As ameaças cibernéticas ligadas ao Irã elevaram o risco em todo o setor de saúde dos EUA, impulsionadas pelo ataque disruptivo de 11 de março à Stryker, pelo aumento das tensões geopolíticas e por sinais de alerta explícitos do governo e da indústria. Um relatório de ameaças do diretor interino da CISA identifica o setor de saúde como um setor civil ativamente visado e altamente exposto, enquanto relatos de fornecedores associam atividades disruptivas recentes a agentes afiliados ao MOIS, operando sob identidades como a de Handala. Embora intrusões diretas generalizadas em hospitais não tenham sido confirmadas publicamente, a convergência de interrupções de fornecedores, atividades por procuração e vulnerabilidades do setor cria um ambiente de ameaça crível a curto prazo para entidades de saúde e seu ecossistema de suporte.

Principais lições

  • O grupo Handala, ligado ao Irã, reivindicou a responsabilidade pelo ciberataque de 11 de março contra a Stryker, que afetou uma importante fornecedora de tecnologia médica e teve implicações para hospitais e cadeias de suprimentos.

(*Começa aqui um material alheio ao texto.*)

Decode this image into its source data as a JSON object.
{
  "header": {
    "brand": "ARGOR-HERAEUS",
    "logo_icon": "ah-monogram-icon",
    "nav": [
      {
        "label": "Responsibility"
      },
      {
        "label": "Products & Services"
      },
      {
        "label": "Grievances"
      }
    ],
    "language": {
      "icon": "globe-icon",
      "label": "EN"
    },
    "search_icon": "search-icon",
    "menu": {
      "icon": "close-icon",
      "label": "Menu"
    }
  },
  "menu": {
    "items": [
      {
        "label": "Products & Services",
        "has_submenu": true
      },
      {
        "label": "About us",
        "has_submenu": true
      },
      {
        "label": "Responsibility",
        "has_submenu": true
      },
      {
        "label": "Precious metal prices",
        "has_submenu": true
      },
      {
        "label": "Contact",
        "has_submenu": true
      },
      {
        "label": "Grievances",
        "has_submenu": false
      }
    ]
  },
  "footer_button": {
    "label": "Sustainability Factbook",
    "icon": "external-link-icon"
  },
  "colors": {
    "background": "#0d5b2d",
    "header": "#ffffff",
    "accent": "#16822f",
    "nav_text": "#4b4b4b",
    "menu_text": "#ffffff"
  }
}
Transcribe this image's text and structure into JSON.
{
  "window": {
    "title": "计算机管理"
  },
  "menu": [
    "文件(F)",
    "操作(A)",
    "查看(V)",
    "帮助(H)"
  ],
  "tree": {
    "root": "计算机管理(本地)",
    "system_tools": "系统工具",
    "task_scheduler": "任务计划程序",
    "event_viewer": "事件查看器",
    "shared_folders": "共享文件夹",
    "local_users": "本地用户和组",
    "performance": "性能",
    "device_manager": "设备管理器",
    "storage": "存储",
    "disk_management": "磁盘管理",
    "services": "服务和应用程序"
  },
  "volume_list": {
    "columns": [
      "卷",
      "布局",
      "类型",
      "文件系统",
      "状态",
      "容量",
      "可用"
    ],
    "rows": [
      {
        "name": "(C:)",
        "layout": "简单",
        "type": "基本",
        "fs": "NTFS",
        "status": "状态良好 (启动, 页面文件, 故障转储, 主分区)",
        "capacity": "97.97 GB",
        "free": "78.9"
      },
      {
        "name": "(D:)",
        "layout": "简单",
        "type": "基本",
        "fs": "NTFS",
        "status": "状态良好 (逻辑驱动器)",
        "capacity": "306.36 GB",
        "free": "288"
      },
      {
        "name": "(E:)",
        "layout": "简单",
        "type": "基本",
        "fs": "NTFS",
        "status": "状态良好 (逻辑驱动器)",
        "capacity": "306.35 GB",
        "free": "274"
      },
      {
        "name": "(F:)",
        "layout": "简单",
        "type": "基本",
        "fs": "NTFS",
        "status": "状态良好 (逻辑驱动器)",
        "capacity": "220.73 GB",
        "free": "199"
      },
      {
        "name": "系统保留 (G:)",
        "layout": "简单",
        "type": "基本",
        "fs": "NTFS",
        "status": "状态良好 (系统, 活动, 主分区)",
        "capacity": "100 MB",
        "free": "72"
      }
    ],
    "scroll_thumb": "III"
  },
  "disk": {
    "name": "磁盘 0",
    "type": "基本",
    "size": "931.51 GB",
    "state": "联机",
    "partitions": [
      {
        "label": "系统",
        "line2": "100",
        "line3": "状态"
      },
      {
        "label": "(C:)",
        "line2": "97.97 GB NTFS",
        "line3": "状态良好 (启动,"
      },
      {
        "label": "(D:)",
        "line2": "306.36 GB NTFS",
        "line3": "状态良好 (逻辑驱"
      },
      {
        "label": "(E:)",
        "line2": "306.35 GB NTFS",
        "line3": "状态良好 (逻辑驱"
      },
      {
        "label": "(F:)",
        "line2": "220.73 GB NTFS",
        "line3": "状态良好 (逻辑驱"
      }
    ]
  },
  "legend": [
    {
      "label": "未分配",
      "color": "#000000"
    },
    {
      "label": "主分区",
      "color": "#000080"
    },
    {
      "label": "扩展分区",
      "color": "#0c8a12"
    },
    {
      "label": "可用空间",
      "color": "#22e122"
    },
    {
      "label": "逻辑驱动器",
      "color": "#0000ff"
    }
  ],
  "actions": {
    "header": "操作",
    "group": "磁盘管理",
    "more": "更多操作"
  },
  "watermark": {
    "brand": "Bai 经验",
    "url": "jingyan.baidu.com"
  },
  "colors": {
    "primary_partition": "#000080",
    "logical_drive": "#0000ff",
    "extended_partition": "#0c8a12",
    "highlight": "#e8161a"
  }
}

  • Um relatório de ameaças do diretor interino da CISA classifica o setor de saúde como "ATIVO - EM ESCALADA", identificando hospitais, empresas de tecnologia médica e ambientes dependentes de centros cirúrgicos como alvos de alto risco.
  • AHA e Saúde-ISAC  aconselhado Organizações de saúde implementarão medidas preventivas de defesa em meio ao aumento do risco cibernético geopolítico.
  • Relatórios de fornecedores relacionam a atividade da Handala ao Banished Kitten, um cluster de ameaças associado ao MOIS com capacidades de operações disruptivas e psicológicas.